Perhaps the most compelling portion of the presentation was Alan Mallach on vacant properties. Looking at the number of Albany's vacant properties in private hands, and their conditions, Mallach said "Your ordinances are not working. . . Owners have to bear the costs and the city has to be aggressive about
making them."
He suggested several very concrete steps:
- A detailed and constantly updated real property information system, accessible by the public.
- A land bank, which is a mechanism for taking control of abandoned properties, maintaining them, and finding good, non-speculative owners for them.
- A chance in the relationship between the city and county on foreclosures, in which the county pays some taxes to the city, takes ownership of properties and sells them off at auction to speculators. This is short-term cash boost to the city that is a long-term drain on the city in lost property taxes and all the other costs associated with these properties. The land bank should take all foreclosed properties.
- Revise and enforce our vacant property ordinances so that "owners of vacant property are responsible for absolutely everything their buildings cause." Mallach recommended graduated fees (in Wilmington DE they double every year) and billing owners for code inspections, police calls, fire calls, etc. and then going after the liens.
- Putting out a bond for forgivable loans (i.e. if you meet certain criteria, like living in the house for X years you don't have to pay it back) for owner-occupants to rehab abandoned properties. This would be gap financing, just covering the difference between rehab costs and market value. It would easily pay for itself in increased property taxes.

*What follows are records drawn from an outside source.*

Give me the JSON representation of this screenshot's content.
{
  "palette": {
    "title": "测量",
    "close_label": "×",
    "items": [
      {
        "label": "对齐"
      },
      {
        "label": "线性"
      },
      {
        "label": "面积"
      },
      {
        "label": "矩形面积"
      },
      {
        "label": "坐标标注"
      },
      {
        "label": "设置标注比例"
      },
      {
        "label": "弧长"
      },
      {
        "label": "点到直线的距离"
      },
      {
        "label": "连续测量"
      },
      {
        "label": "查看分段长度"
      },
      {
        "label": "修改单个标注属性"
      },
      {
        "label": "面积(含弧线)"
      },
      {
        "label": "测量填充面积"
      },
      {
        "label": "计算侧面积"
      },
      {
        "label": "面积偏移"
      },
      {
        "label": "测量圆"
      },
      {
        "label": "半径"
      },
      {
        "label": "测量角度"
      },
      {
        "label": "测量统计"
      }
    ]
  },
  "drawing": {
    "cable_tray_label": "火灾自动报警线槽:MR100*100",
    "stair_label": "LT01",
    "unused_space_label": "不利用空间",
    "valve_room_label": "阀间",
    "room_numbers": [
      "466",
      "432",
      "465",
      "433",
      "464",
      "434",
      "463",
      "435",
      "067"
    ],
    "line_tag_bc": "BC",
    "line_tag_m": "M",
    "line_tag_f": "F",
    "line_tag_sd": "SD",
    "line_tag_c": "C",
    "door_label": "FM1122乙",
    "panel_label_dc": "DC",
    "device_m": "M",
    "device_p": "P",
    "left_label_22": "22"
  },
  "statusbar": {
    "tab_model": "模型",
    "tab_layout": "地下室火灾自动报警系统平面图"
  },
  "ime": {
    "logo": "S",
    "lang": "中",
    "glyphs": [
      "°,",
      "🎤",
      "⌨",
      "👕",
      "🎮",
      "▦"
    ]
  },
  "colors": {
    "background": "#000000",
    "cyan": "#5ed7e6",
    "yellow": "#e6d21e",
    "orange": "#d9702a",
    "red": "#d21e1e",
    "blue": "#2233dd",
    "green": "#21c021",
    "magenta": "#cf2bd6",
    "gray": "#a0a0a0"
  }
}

As wonkish as this sounds, it wasn't just me who was following closely. A set of concrete, possible, not costing millions of dollars we don't have steps to take toward what is one of the more intractable problems in our most distressed neighborhoods? Well, that's exciting. And, might I had, reducing abandoned buildings is a major crime-fighting strategy.
OK, I'm exhausted. There's more to say, but it's not going to be tonight.